As she strode down the hallway, she thought about DJ in Nisha’s kitchen, arranging delicate, thinly sliced pieces of chicken as though they were butterfly wings. Her steps faltered.
He was right, the obnoxious part wasn’t loving her own work; it was seeing other people’s love for their work as somehow less important.
That first day she’d seen him he’d used his bare hands to straighten a boiling pot. It had seemed crazy to her then, but she understood it now. Had she known the magic he made with food, she might have risked her own hands for that caramel, too. Oh, what she wouldn’t do to turn the clock back to that day.
Her response had been to ask him if he knew how valuable her hands were. God, what the hell was wrong with her?
I’ve never dated anyone who hasn’t been to college.
He had gone to college with Ashi! How the hell had that slipped her mind? She knew how hard Ashi had worked to get into Le Cordon Bleu.
No wonder the man thought her self-absorbed and arrogant.
She wrapped her arms around herself. Squeezing herself tight did nothing to stem the leaky pain inside her. The truth was, he was right about many things—things she could change, like how she treated people. He was also wrong about a few—things she could not change, like who she was.
Emma’s room was not on her way to her office, but her feet, stupid as they were, took the scenic route.
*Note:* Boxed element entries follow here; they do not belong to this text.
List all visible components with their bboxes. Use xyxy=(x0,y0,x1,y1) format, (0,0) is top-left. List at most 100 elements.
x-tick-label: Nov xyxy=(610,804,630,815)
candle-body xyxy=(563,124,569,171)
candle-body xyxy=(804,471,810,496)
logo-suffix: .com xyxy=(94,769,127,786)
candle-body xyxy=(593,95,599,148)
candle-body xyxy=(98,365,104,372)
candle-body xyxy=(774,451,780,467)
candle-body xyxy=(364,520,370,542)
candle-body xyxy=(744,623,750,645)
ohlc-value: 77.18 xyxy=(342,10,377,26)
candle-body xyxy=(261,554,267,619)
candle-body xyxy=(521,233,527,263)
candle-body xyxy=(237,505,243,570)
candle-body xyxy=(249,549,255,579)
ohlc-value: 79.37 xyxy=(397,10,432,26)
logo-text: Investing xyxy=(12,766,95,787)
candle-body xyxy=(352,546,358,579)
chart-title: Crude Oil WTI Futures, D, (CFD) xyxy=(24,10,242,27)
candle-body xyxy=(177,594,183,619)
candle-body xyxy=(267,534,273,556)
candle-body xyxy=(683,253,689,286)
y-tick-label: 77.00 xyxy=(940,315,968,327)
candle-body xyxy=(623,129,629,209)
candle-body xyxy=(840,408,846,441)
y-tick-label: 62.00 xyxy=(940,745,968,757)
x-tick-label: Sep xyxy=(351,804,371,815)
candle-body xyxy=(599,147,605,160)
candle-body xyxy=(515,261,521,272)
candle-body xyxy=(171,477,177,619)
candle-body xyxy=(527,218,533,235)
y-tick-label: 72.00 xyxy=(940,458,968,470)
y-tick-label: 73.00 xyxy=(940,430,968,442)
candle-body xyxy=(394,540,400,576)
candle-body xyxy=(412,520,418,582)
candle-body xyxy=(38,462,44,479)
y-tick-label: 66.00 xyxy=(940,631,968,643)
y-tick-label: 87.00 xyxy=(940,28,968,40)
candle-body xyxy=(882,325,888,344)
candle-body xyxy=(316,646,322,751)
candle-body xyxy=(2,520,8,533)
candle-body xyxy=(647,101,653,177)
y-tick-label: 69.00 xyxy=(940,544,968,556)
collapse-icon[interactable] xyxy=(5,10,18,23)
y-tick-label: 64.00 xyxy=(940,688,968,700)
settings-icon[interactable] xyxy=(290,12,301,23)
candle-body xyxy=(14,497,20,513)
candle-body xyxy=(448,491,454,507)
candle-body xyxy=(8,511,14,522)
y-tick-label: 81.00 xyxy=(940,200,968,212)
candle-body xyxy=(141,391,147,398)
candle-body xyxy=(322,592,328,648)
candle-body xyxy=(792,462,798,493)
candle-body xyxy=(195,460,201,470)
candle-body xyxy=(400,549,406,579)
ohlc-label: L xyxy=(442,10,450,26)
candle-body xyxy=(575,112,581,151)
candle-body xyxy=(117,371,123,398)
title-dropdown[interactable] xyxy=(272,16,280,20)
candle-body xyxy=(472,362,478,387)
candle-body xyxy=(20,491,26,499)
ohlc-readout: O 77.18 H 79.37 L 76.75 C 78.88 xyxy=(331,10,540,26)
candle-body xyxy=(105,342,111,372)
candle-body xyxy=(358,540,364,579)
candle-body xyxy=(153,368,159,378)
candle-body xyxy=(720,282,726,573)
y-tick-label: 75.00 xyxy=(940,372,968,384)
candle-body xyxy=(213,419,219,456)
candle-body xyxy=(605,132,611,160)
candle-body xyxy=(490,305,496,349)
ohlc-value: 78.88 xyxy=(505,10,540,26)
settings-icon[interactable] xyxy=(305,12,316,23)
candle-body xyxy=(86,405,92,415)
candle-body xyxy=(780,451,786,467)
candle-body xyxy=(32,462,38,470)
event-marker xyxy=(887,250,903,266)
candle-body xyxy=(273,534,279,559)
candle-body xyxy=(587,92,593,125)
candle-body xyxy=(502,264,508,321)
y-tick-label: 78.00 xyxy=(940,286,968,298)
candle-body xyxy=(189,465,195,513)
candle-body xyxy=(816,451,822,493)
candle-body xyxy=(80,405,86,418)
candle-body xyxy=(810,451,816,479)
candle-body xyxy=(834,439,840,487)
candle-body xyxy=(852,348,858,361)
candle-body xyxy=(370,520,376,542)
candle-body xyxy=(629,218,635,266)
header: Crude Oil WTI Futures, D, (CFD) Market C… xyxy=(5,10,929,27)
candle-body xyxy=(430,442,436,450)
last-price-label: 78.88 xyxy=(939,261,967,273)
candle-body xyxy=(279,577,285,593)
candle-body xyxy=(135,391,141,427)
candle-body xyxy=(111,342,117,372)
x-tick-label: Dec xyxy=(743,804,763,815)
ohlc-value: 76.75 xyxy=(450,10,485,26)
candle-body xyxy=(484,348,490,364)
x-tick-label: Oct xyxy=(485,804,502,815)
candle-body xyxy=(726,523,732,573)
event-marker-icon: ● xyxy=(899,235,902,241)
And scenic it was, because as she approached Emma’s room, she saw DJ’s tall form looming over the nurses’ station. Seriously, if you cooked food the way he did, you had absolutely no business looking like an athlete. That was what was obnoxious.
He started to turn and without thinking about it, she dived into a random room. Yes, she was hiding again, because once you lost your self-respect, you realized it was a burden in the first place.
Actually, it wasn’t. She would very much like it back. But that battle was lost, because she peeped out of the thankfully empty room and watched as DJ made his way to Emma’s. Maybe it was the fact that she hadn’t slept in twenty-four hours, but the sight of him made her want to weep. All her exhaustion gathered inside her in one fell swoop. He looked so incredibly sad, and beautiful. All she wanted was to go sit by him, hold his hand, tell him everything was going to be okay. And maybe smell his neck.